O que eu gostaria de poder dizer a mim mesma no início da carreira
Eu sempre gostei da área acadêmica e, desde criança, sabia que queria trabalhar com pesquisa e docência, antes mesmo de decidir qual curso faria. Essa característica me deu um bom norte na vida até o final do doutorado, mas anos depois descobri que o custo disso era mais alto do que eu imaginava.
Entrei em grupo de pesquisa já no início da faculdade de psicologia e tive meu primeiro artigo publicado em revista de alto nível antes de me graduar. Tive financiamento em diversos momentos: iniciação científica, mestrado, doutorado, estágio de docência, projeto de extensão, pós-doutorado. Tive experiência internacional no Canadá, França, Grécia e Coreia do Sul, além de vários textos publicados. Ou seja, me dediquei muito e isso me deu um bom currículo do qual me orgulho. Mas a vida não fica apenas no currículo.
A área acadêmica é muito pesada e poucos têm ideia disso. Trabalhamos muito, ganhamos pouco e não temos tanta valorização social assim. No Brasil, o cenário é bem mal. Na Europa, de modo geral, é um pouco melhor, mas ainda assim é bem difícil se estabilizar profissionalmente e ter uma vida tranquila. Isso já me fez repensar várias vezes a minha carreira. Como sou psicóloga e gosto disso, consigo colocar mais energia nos atendimentos em tempos de crise com a área acadêmica até definir melhor o que fazer da vida — não que isso resolva muita coisa também.
Quando penso sobre tudo isso, percebo que, quando trabalhamos com algo que gostamos muito, muitas vezes nos esquecemos de que aquilo é trabalho. Isso nos levar a trabalhar mais, nos desgastar mais, abdicar de mais coisas da vida e a aceitar condições de trabalho que nem sempre são boas. E então, quando vemos que o tempo passou e a tão sonhada estabilidade financeira segue longe, decepção é o mínimo que sentimos.

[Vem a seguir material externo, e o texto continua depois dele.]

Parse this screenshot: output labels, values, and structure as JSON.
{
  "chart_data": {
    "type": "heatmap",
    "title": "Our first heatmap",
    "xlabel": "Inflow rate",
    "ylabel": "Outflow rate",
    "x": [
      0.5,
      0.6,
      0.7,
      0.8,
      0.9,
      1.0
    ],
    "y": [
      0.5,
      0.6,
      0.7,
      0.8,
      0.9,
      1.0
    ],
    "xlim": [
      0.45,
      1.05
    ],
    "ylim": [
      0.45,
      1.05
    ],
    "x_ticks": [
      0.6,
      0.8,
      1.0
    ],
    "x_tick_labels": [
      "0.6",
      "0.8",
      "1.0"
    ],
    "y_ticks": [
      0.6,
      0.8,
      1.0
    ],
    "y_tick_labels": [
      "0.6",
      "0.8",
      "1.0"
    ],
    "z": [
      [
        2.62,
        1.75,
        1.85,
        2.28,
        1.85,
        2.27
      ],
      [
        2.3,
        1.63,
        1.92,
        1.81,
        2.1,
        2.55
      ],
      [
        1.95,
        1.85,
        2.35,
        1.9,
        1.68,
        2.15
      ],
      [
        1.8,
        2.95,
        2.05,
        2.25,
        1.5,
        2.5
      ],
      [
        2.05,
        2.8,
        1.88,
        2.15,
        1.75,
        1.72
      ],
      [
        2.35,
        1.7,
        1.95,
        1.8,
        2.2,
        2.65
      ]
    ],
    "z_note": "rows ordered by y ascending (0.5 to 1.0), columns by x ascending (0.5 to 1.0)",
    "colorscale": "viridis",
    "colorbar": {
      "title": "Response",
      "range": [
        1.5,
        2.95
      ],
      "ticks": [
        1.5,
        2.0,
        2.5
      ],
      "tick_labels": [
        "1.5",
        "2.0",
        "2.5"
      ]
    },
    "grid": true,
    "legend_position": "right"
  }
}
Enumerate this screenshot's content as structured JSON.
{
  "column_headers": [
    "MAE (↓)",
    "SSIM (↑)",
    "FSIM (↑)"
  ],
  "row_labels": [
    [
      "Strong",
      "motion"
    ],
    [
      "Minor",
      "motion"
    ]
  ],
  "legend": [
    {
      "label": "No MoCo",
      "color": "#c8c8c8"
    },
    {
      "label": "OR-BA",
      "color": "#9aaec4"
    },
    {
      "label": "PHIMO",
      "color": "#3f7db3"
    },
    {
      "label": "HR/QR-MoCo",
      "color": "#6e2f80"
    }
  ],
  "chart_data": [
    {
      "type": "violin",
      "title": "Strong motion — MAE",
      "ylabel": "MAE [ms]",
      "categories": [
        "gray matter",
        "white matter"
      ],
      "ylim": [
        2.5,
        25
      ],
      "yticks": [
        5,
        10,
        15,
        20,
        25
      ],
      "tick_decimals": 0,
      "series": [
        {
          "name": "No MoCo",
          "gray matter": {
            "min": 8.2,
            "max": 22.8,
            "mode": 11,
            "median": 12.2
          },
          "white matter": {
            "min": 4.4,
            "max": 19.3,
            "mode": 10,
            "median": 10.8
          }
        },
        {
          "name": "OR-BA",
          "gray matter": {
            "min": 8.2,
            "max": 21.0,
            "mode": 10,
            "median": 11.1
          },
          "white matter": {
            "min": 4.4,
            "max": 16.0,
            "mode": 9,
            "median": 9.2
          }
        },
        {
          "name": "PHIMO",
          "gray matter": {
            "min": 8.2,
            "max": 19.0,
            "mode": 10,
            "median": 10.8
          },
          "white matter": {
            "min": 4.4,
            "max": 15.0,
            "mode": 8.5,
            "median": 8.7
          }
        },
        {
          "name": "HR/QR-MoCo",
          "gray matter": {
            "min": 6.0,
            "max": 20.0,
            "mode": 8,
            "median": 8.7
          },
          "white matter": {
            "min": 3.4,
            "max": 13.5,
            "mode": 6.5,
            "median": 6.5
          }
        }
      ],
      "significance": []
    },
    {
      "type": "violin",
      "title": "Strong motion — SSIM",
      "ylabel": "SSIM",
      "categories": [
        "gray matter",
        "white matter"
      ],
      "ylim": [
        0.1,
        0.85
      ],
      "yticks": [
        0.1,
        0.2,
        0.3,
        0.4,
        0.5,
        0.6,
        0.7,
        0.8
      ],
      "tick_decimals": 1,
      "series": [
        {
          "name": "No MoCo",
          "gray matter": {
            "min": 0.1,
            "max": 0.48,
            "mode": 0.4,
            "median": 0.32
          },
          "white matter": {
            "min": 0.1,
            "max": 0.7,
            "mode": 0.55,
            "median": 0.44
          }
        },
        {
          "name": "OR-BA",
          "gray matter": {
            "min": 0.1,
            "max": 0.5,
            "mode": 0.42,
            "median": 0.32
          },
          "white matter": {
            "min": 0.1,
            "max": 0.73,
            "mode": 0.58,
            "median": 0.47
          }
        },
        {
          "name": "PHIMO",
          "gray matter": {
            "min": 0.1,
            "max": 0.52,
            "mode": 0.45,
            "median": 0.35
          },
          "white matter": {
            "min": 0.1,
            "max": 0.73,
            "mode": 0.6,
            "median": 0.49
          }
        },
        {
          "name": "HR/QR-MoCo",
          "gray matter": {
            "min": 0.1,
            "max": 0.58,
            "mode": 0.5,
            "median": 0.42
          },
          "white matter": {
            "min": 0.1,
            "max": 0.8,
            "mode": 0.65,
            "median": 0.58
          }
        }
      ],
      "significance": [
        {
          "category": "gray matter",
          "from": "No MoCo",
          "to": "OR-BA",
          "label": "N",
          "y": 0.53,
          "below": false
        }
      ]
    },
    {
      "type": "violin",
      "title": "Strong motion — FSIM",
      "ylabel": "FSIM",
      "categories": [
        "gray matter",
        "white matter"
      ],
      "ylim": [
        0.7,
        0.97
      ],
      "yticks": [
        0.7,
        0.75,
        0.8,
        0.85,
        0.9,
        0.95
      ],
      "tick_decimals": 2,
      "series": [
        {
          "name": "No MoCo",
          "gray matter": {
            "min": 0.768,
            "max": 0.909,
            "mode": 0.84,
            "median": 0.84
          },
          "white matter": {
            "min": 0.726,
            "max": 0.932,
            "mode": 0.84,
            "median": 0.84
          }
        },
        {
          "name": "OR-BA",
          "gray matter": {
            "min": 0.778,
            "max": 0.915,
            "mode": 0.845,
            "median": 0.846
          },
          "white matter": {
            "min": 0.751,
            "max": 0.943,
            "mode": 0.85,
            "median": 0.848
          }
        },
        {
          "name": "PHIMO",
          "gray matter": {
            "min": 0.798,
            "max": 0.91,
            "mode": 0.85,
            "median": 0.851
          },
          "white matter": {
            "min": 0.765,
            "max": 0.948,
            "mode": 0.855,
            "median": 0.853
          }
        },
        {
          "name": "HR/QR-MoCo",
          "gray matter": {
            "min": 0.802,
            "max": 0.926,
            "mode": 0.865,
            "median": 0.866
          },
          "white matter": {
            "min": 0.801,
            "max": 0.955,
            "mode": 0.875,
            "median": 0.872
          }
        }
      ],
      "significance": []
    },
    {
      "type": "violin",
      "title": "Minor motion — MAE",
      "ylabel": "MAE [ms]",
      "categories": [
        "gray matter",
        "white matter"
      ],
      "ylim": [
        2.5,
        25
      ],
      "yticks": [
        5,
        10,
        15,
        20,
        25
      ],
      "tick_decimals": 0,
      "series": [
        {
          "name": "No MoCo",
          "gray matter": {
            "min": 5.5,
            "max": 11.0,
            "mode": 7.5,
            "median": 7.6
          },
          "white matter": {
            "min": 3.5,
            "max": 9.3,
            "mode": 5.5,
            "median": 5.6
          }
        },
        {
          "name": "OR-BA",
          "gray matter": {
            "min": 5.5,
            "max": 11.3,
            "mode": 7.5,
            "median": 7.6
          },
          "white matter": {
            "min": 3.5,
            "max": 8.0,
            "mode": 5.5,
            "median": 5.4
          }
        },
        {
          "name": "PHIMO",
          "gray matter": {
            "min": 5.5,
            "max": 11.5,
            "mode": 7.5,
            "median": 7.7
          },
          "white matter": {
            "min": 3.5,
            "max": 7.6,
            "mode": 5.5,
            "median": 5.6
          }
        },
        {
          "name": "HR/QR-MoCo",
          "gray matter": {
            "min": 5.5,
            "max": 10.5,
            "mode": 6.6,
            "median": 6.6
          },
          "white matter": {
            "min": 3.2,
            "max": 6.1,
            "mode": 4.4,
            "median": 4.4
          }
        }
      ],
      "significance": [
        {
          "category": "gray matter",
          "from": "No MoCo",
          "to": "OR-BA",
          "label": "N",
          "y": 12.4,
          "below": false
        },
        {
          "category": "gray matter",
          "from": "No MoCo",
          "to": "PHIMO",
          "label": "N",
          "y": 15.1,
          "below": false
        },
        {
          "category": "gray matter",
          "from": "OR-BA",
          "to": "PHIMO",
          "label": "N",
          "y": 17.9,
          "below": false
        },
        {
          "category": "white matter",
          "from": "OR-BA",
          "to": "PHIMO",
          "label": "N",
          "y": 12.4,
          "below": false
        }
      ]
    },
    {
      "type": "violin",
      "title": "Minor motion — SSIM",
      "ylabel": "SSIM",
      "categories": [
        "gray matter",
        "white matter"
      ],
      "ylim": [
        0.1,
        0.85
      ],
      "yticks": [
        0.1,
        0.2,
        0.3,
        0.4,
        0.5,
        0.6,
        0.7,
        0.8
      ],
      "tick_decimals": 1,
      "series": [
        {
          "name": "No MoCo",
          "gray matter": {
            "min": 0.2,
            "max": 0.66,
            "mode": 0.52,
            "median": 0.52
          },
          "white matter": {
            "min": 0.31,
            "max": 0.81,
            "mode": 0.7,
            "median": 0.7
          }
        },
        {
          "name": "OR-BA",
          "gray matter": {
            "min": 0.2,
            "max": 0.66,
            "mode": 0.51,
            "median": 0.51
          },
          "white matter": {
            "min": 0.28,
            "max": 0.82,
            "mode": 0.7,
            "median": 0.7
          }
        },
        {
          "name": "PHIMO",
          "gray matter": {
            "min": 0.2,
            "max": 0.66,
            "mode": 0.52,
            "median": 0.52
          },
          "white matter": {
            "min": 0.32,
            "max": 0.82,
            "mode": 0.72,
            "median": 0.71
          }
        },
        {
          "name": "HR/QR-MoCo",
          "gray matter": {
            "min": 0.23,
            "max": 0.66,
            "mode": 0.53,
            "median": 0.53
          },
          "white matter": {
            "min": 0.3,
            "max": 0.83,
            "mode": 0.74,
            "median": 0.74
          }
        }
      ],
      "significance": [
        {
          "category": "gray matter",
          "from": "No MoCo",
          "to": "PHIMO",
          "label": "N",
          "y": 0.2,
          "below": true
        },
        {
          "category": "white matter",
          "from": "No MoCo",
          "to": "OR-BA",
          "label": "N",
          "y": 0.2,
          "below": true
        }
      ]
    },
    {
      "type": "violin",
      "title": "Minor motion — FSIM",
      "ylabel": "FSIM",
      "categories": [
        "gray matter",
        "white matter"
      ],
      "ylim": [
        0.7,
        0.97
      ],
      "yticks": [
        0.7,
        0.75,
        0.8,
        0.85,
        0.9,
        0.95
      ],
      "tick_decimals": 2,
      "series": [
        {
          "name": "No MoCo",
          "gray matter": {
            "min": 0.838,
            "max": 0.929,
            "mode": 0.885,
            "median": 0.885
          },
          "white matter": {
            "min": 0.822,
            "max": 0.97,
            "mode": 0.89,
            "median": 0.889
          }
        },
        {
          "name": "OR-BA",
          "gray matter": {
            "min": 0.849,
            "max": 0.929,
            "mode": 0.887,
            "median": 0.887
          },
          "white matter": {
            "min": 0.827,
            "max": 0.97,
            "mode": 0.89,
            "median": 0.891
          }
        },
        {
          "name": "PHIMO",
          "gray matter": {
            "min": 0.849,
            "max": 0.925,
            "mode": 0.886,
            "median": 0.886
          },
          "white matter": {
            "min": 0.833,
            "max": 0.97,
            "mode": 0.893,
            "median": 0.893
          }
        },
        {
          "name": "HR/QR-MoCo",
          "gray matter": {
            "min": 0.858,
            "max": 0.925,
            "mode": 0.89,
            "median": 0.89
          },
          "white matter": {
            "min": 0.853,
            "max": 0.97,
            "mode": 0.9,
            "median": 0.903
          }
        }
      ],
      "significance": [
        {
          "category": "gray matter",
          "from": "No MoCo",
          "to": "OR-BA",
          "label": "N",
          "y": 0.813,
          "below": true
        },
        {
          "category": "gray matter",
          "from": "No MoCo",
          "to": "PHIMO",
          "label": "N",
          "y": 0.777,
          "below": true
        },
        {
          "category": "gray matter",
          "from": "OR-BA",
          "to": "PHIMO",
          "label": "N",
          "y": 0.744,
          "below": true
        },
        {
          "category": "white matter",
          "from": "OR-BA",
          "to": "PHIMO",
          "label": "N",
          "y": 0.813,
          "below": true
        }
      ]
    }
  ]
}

Não me arrependo do que fiz, mas gostaria de ter feito com outro olhar. Queria ter começado minha carreira com uma perspectiva clara de que aquilo era um trabalho, por mais que eu me empolgasse. Eu me iludi achando que, se eu me dedicasse muito, seria reconhecida. Mas meus textos são facilmente ofuscados por ebooks práticos e minhas palestras valem pouco perto de vídeos de 1 minuto que viralizam.
Eu nem me nego a usar as redes sociais, mas o que me incomoda é o tanto que a palavra "pesquisa" ficou obsoleta. Recém-formados vendem métodos para fazer isso e aquilo, mas muito provavelmente eles sequer sabem o que essa palavra significa. Achei que as pessoas contratassem profissionais bons, e não aqueles que mais sabem vender. Isso serve tanto para a área acadêmica como na psicologia. A quantidade de jovens com poucos anos de graduação oferecendo supervisão e mentoria é assustadora.
Talvez se eu não tivesse dedicado tanto da minha vida à psicologia, à pesquisa e à docência isso me incomodasse menos. Talvez eu precisasse de uma boa dose de frieza pra olhar pra tudo isso apenas como um trabalho. Queria poder dizer a mim mesma no passado: "não jovem, não vão valorizar o seu trabalho tanto assim. Até vão lhe parabenizar e reconhecer os seus feitos, mas muitos seguirão pagando ao colega ao lado que cobra mais barato, é mais simpático ou mais conhecido e promete ajudar a conseguir x, y ou z".
Já eu sigo com uma boa dose de ética e retidão, sem prometer nada. Qualquer psicólogo sério e qualquer pesquisador que se preze sabe que não podemos oferecer tantas certezas assim. Podemos ajudar a trilhar alguns caminhos e a suportar as intempéries que neles surgem. Podemos compreender melhor algumas coisas e passar um pouco disso a outras pessoas. Mas honestamente não fazemos muito mais do que isso. De resto, cada um segue com a sua vida.
Eu queria poder voltar lá atrás e dizer a mim mesma o quanto que ser psicóloga, professora e pesquisadora é desafiante, empolgante e apaixonante. Mas é exatamente por isso que precisei desenvolver tantas estratégias de auto-cuidado e assertividade, ainda que tardias. No fim, não há fórmula mágica. A gente segue aprendendo e um dia há de encontrar o bom caminho.